Wir beleuchten hier die Möglichkeit vorsätzlicher Fehler zum Thema Sprachnachweis als Einreisevoraussetzung beim Ehegattennachzug.
Auf Seite 124 werden Sprachprüfungen in Heimatländern mit Bestehensquoten um die 65 % thematisiert. Eine Aufschlüsselung in Erst- und Zweitversuche findet unserer Meinung nach absichtlich nicht statt. Denn die Darstellung mit Bestehensquoten statt Durchfallquoten beim Erst- und Zweitversuch deutet auf eine absichtliche Verzerrung der Ergebnisse hin. Vielmehr ist bei einer Bestehensquote von 65%, dass die Durchfallquote im Erstversuch bei nur 50% lag.
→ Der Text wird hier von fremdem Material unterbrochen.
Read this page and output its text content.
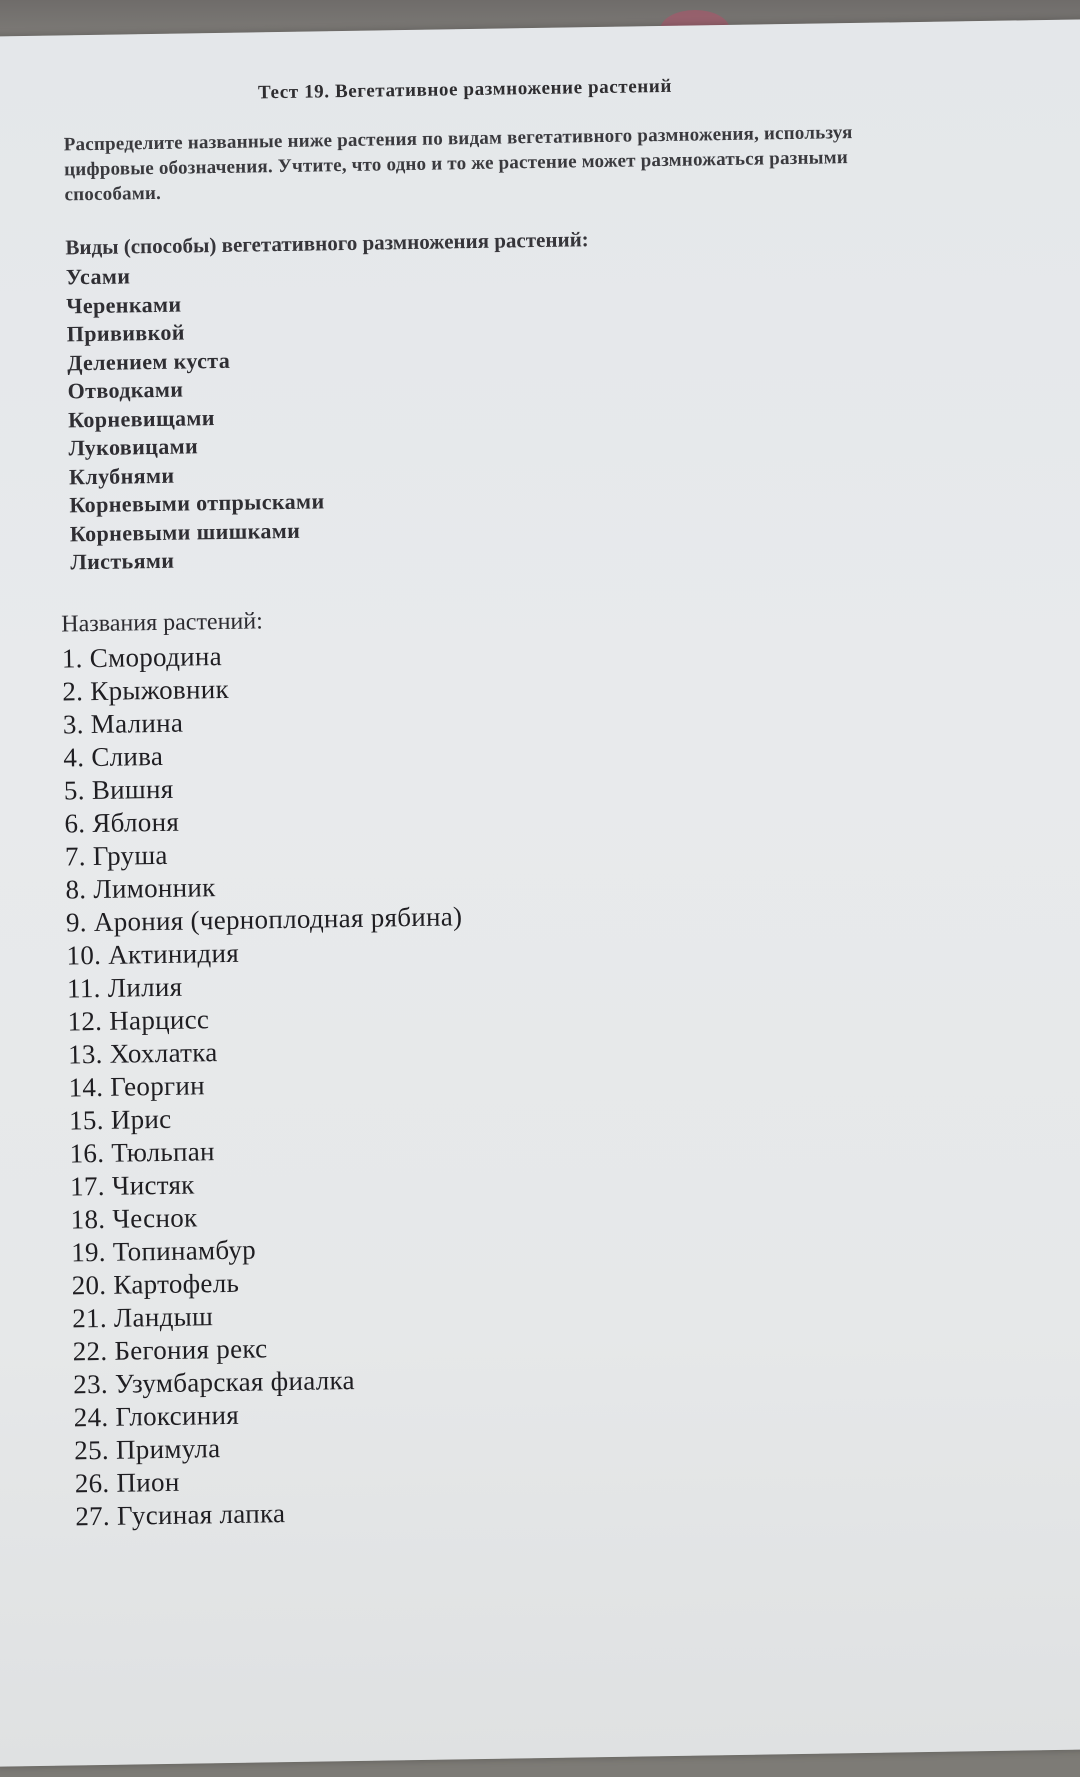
Тест 19. Вегетативное размножение растений

Распределите названные ниже растения по видам вегетативного размножения, используя цифровые обозначения. Учтите, что одно и то же растение может размножаться разными способами.

Виды (способы) вегетативного размножения растений:
Усами
Черенками
Прививкой
Делением куста
Отводками
Корневищами
Луковицами
Клубнями
Корневыми отпрысками
Корневыми шишками
Листьями
Названия растений:
1. Смородина
2. Крыжовник
3. Малина
4. Слива
5. Вишня
6. Яблоня
7. Груша
8. Лимонник
9. Арония (черноплодная рябина)
10. Актинидия
11. Лилия
12. Нарцисс
13. Хохлатка
14. Георгин
15. Ирис
16. Тюльпан
17. Чистяк
18. Чеснок
19. Топинамбур
20. Картофель
21. Ландыш
22. Бегония рекс
23. Узумбарская фиалка
24. Глоксиния
25. Примула
26. Пион
27. Гусиная лапка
Es wurde die Formulierung „Die notwendigen Sprachkenntnisse werden in der Regel durch die erfolgreiche Teilnahme an einem anerkannten Sprachkurs im Herkunftsland nachgewiesen“ gewählt, jedoch sind in vielen Herkunftsländern weder Vor-Ort-Sprachkurse noch Sprachprüfungen verfügbar.
Auch werden „Ausnahmen von dieser Regelung […] in der Infobox im Rahmen der Einleitung zu Kapitel 3.5 erläutert“. Die erwähnte Infobox auf Seite 115 des Migrationsberichts enthält jedoch nicht alle Ausnahmegründe. Die Beschriftung sowie die vorher getroffene Aussage sind somit nachweislich falsch.
Besonders anzumerken ist hier, dass z. B. der Wegfall des Sprachnachweises für freizügigkeitsberechtigte Familienangehörige von Unionsbürgern nicht aufgeführt wurde. Weder das Freizügigkeitsgesetz noch die Richtlinie 2004/38/EG werden in der dargestellten Tabelle als Ausnahmegrund aufgeführt.
Zugutegehalten werden muss jedoch, dass dies zumindest im Text von Kapitel 3.5 erwähnt wird: „Der Familiennachzug zu in Deutschland lebenden EU-Staatsangehörigen sowie zu deutschen Staatsangehörigen, die von ihrem Recht auf Freizügigkeit innerhalb der EU Gebrauch gemacht haben, richtet sich hingegen nach dem Freizügigkeitsgesetz/EU (§§ 2 ff. FreizügG/EU).“
Wenngleich dies im Freitext derart aufgeführt ist, dürfte es bei der Zielgruppe – z. B. andere Bundestagsabgeordnete – im Eifer des Gefechts dazu kommen, dass diese lediglich die Tabelle wahrnehmen und nicht die weiter entfernte Erläuterung mit dem Verweis auf das Freizügigkeitsrecht, insbesondere bei der Rückverweisung von Seite 124 auf die Tabelle auf Seite 115.
Der Aussage „Der Nachzug von Familienangehörigen dient der Herstellung und Wahrung der familiären Lebensgemeinschaft (§ 27 Abs. 1 AufenthG) unter Bezugnahme auf Art. 6 GG“ können wir im Hinblick auf die Wahrung einer bereits im Ausland geführten familiären Lebensgemeinschaft nur schmunzeln, denn meist führt diese Regelung zu einer Trennung der Ehepartner oder verhindert effektiv die Einreise beider Ehepartner.
Es erfolgt auf Seite 117 in den Erläuterungen zu den Änderungen durch das Chancen-Aufenthaltsgesetz kein Hinweis darauf, dass es durch die Änderung zu einer offensichtlichen Diskriminierung der eigenen Staatsbürger beim Sprachnachweis als Einreisevoraussetzung kommt. Dies insbesondere, da Ehepartner von ausländischen Fachkräften diesen Nachweis nicht mehr erbringen müssen, aber der Ehepartner eines rückkehrwilligen deutschen Staatsangehörigen weiterhin erbringen muss.